Their latest album, How I Got Over, is soulful, funky, warm and inspiring. You don’t just listen to it, you feel it.

And John Legend. I fell in love with his first album and have been fortunate to see him perform live twice and was moved absolutely each time. He writes beautiful, fun, emotional, passionate songs and performs them as well. He is one of those artists I can see still creating, performing and entertaining in decades to come because of the strong musical foundation he seems to have.

Together. They have made a stand by consciously looking to the music of the past to create a vision of the future. They have drawn from an era when music stood for something and artists viewed themselves as part of a greater society. A time when artists were concerned and engaged, and spoke their truth.

JL_ROOTS_WAKEUP_LOGO.ai

Wake Up! is 11 songs from the 60s and 70s that speak of war and pain, consciousness and engagement. With musical direction from ?uestlove, each interpretation is spot on and everything from reggae, gospel and rock delicately fused with the soul origins. The album features artists who enhance the songs, never taking away attention from the essence, which is the message. These include CL Smooth and Malik Yusef.

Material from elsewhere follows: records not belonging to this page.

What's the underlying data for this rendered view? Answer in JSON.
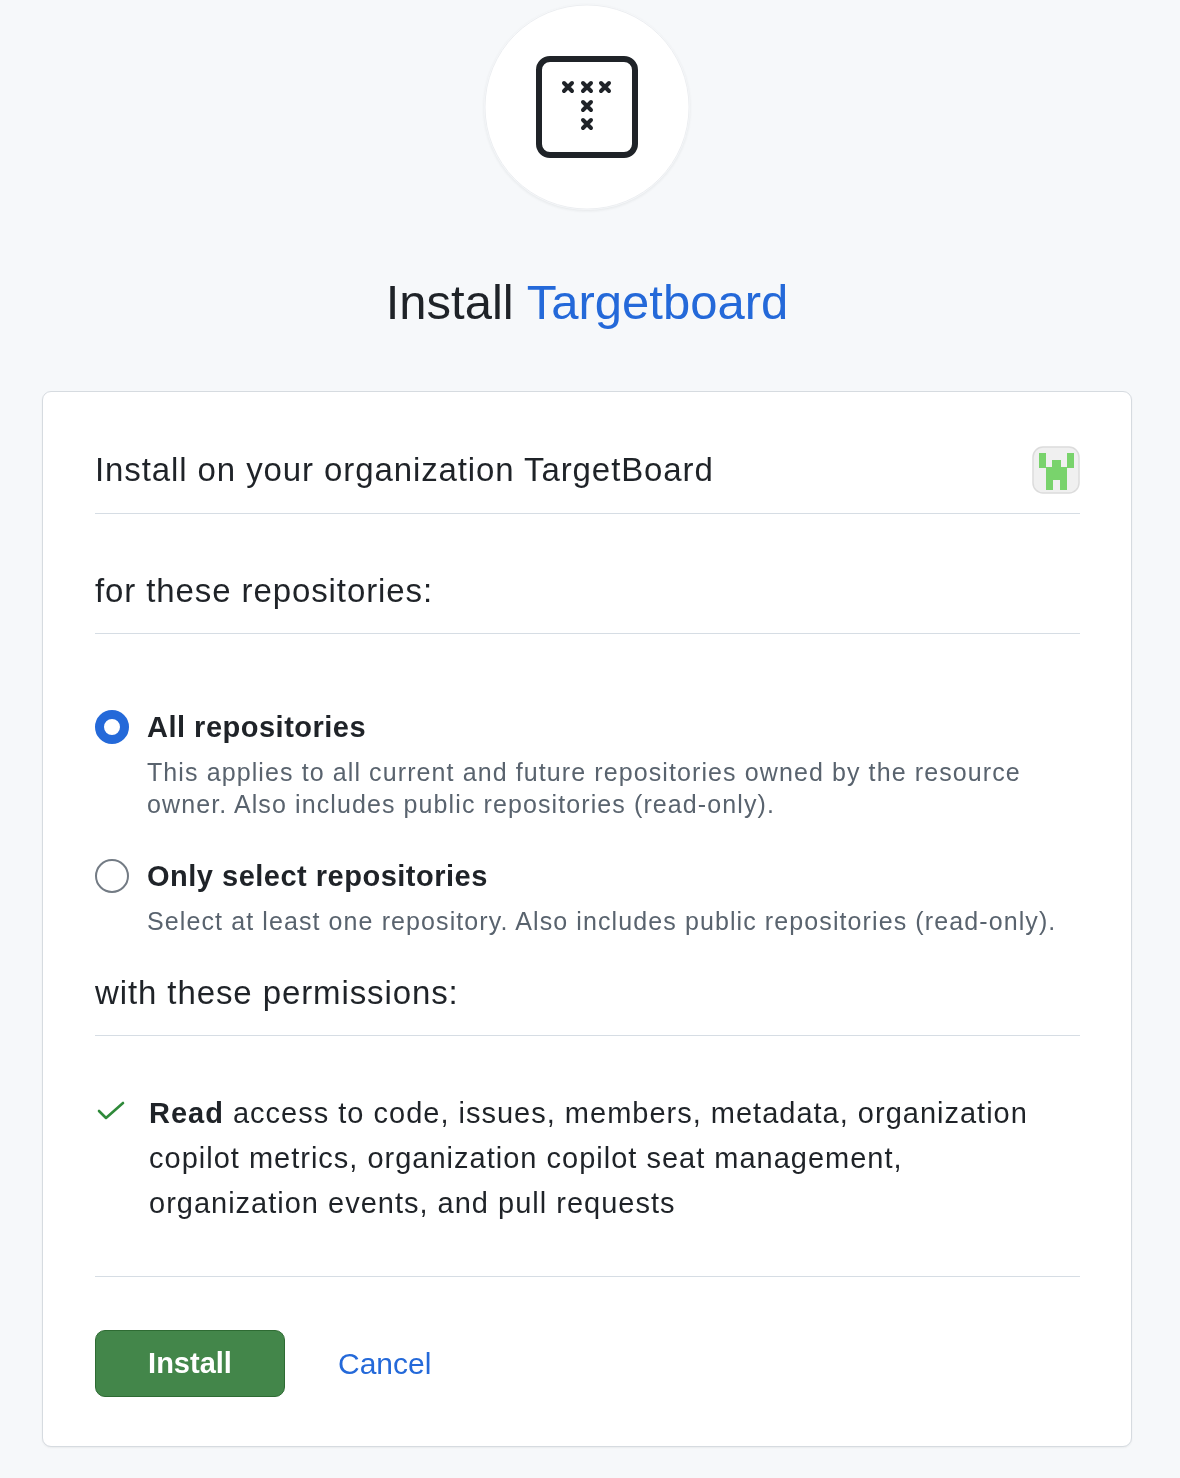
{
  "header": {
    "title_prefix": "Install",
    "app_link": "Targetboard"
  },
  "installation_target": {
    "label": "Install on your organization TargetBoard"
  },
  "repositories": {
    "heading": "for these repositories:",
    "options": [
      {
        "label": "All repositories",
        "description": "This applies to all current and future repositories owned by the resource owner. Also includes public repositories (read-only).",
        "selected": true
      },
      {
        "label": "Only select repositories",
        "description": "Select at least one repository. Also includes public repositories (read-only).",
        "selected": false
      }
    ]
  },
  "permissions": {
    "heading": "with these permissions:",
    "items": [
      {
        "text": "**Read** access to code, issues, members, metadata, organization copilot metrics, organization copilot seat management, organization events, and pull requests"
      }
    ]
  },
  "actions": {
    "install": "Install",
    "cancel": "Cancel"
  }
}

httpv://www.youtube.com/watch?v=iJgxJ6JrPkc

The first single Wake Up Everybody, featuring Melanie Fiona and Common, is the perfect intro to what this album is. Masters at work, drawing from their past, their inspiration, to make sense of the present and the future. They have drawn from Marvin Gaye, Donny Hathaway, Mike James Kirkland and Harold Melvin and the Blue Notes, amongst others. My personal favourites have to be the Bill Withers song, I Can’t Write Left-Handed, Baby Huey and the Babysitters’ Hard Times and Shine, the only original John Legend composition on the album. I will be listening to this album for a long time.

In Their Words (Making The Album)

?uestlove

“The first thing I did was compile a list of songs that I didn’t want John to sing. I wanted to go under the radar, yet effectively kill a few birds with one stone. I wanted to catch the ear of the hip-hop generation that would’ve been familiar with the songs from their sample usage, just like I wanted to catch older fans that were fans of the original songs that got sampled.”

John Legend

“These songs sound so relevant now. On most of them, you wouldn’t change a lyric. ‘Wake Up Everybody’ (the album’s first single, featuring contributions from Melanie Fiona and Common) has four verses—the first one is a general statement, the second is about education, third is about health care, and the fourth is about making a better environment. No editing needed.”

“The intense brew of possibility and persistent poverty, optimism and despair, activism and unrest, global connectedness and intractable global conflicts, is the reason Wake Up! exists.”